- Wayanad, a popular hill station in the state, is witnessing low rainfall for past four years in a row
- The situation is alarming with north east monsoon likely to miss its normal course
- The groundwater level has receaded by over 4 meters in several districts
If indications are to be believed, Kerala is heading for the worst drought in decades. A recent study by Centre for Water Resources Development and Management (CWRDM) has found that the state is likely to face drought even if it gets abundant rain from the northeast monsoon.
However, there are reports that the monsoon might miss its usual course - October 20 - and will hit the state only by month end. Thulavarsham, as it is commonly called, is crucial for Kerala as retrieving monsoon accounts for the lion's share of annual rainfall. Though some parts of the state are likely to experience light showers in the coming days, it won't have any respite from drought, CWRDM reports.
The state is experiencing a shortage in rainfall for past few years, and the ground water level has receded by over 4 meters in many districts.

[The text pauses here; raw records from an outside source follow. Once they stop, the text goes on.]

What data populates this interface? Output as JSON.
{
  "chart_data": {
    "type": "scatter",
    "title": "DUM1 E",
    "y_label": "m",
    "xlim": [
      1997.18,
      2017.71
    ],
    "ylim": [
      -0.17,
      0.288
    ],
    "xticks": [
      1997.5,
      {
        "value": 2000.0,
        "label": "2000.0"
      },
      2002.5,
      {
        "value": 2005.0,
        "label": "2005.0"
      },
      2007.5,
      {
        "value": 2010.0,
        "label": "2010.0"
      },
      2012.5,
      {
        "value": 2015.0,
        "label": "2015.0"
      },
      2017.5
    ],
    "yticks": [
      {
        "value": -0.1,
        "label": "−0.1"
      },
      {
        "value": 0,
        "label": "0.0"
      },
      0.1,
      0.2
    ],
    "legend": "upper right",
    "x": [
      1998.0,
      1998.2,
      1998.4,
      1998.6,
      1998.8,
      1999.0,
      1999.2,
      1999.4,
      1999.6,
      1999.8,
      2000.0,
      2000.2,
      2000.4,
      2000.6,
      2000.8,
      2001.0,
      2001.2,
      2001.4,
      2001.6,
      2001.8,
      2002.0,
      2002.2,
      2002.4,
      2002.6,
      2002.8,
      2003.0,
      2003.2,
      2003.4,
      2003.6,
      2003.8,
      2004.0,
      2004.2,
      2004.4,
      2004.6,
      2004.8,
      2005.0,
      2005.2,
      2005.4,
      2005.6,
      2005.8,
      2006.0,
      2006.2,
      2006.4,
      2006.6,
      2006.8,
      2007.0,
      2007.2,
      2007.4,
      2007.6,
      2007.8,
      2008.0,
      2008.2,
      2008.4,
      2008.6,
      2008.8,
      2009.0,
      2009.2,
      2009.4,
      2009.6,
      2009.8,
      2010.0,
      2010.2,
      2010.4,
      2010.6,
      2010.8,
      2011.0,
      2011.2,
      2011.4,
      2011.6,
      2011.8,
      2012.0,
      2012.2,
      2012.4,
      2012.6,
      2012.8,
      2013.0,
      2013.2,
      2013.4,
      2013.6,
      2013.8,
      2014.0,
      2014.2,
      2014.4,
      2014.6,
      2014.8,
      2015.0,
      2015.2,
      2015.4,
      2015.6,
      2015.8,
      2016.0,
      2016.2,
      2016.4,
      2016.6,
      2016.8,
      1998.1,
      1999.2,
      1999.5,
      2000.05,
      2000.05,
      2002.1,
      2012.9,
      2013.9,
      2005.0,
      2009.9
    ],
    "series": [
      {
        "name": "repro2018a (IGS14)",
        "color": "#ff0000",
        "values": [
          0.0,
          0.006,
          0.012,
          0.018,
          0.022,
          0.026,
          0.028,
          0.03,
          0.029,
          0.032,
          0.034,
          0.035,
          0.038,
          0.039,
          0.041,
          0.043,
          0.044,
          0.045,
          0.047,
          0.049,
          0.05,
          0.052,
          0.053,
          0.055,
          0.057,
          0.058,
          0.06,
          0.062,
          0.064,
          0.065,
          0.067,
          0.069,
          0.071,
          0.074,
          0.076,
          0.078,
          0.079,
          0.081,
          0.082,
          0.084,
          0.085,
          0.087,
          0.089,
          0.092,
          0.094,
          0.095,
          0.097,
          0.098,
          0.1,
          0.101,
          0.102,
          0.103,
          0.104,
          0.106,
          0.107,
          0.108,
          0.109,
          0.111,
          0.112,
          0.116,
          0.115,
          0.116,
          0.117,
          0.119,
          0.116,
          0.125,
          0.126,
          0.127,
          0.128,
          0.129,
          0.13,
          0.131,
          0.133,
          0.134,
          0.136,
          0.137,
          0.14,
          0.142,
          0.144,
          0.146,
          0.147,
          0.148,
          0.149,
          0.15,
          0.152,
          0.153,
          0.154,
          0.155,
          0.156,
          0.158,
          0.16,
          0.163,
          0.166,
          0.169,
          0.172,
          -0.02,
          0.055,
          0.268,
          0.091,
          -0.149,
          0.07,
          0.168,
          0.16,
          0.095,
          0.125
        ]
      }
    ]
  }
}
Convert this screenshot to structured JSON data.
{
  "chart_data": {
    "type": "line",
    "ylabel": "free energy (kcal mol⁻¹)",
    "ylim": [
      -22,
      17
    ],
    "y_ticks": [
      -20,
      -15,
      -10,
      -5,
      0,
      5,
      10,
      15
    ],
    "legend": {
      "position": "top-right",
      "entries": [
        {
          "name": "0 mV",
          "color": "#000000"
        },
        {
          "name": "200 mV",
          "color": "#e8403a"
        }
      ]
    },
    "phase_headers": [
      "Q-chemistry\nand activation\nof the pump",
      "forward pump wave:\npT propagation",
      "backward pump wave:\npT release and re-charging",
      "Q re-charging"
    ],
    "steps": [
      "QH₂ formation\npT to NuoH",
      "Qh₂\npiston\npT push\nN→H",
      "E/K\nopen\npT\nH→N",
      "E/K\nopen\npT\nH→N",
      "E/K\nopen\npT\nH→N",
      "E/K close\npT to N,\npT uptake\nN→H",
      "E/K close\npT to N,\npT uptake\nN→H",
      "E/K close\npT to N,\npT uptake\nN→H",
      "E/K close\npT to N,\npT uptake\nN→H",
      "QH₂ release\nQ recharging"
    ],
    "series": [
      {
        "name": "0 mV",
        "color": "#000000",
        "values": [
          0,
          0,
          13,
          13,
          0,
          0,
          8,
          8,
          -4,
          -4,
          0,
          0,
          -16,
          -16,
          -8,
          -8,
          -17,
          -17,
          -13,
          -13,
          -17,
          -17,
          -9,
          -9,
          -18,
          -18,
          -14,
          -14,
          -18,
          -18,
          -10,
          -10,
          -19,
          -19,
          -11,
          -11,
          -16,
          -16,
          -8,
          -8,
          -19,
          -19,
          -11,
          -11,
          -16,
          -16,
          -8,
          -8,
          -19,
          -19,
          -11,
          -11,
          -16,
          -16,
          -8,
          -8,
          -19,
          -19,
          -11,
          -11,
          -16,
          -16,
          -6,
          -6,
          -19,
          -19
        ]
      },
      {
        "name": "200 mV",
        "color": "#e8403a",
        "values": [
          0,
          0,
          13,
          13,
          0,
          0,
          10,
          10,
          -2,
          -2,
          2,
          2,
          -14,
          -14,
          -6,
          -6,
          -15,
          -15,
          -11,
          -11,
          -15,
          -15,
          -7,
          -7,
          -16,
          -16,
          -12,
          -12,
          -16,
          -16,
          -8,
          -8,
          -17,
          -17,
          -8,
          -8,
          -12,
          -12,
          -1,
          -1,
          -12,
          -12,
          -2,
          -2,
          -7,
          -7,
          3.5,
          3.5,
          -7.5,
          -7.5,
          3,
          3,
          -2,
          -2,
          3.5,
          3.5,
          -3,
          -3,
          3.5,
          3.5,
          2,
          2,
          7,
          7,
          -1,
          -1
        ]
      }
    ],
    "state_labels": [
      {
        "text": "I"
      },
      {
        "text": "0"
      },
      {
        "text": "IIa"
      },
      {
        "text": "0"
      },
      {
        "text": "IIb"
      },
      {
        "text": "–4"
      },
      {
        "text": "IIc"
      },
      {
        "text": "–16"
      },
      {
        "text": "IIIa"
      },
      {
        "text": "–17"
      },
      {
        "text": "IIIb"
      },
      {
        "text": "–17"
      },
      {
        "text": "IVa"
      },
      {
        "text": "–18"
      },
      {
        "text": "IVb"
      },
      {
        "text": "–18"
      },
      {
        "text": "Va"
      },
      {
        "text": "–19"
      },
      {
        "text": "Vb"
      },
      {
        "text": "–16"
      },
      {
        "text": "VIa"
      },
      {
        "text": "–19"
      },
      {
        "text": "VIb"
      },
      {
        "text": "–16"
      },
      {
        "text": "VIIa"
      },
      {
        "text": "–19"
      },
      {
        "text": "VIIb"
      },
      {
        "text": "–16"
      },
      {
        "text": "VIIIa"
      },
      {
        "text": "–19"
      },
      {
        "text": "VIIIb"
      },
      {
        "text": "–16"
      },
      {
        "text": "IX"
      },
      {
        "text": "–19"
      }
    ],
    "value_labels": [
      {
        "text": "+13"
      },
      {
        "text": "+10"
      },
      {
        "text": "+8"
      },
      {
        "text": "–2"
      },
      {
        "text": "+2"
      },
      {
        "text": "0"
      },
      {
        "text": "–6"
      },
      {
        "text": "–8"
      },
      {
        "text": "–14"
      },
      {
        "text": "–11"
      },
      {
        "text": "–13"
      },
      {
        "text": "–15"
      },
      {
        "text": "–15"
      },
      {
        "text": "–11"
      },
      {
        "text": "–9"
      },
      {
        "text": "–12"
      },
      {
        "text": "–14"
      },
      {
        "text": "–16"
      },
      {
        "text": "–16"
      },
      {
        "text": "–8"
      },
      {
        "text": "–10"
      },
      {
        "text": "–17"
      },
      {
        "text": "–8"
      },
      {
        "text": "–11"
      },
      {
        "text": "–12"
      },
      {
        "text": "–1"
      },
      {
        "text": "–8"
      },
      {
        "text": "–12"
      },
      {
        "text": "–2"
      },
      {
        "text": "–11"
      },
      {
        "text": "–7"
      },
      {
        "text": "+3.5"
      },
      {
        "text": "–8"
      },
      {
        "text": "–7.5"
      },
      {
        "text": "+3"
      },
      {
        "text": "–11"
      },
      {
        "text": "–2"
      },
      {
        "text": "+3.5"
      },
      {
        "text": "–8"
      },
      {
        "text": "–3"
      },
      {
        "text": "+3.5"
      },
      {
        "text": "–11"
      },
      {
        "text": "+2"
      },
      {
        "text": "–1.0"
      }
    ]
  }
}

Rainfall is showing a downward trend from 2011 onwards. Though the total rainfall expected during 2015 was 2039.7 mm state received only 1352.3 mm rain. 2016 recorded the second lowest rainfall during south-west monsoon in the last 100 years. The shortage was 34%, and experts say the situation is alarming. If the rainfall reduces below 25%, the state is likely to experience drought, says experts.
Wayanad, one of the most popular hill stations in the state, received the lowest rainfall this year. In 2015, Wayanad recorded 50% deficit in rainfall, and the district is witnessing low rainfall for the fourth year in a row.
The area also shows several unmistakable signs that point at the disaster. Nutfall from coconut trees, black moles and spots in the soil around the plants, translucent look of leaves are all signs of a drooping disaster. Several plants and birds, like peacock, that were not suited for the climate of Wayanad were also noted in the district recently.
Another worrying sign was recent reports of the mass death of earthworms in various parts of the district. However, scientists with Regional Agricultural Research Station (RARS), Ambalavayal, says there is nothing to worry as an increase of the temperature of subsoil might be the reason behind this phenomenon. The soil in Wayanad is highly sensitive and belongs to Deccan plateau. Temperature changes affect such soil more than other types.
RARS also states that authorities must take immediate measures to restore the ecology in the area or else the district will witness disaster. As the soil is vertisol in nature, it will quickly expand and contract, landing the area in trouble.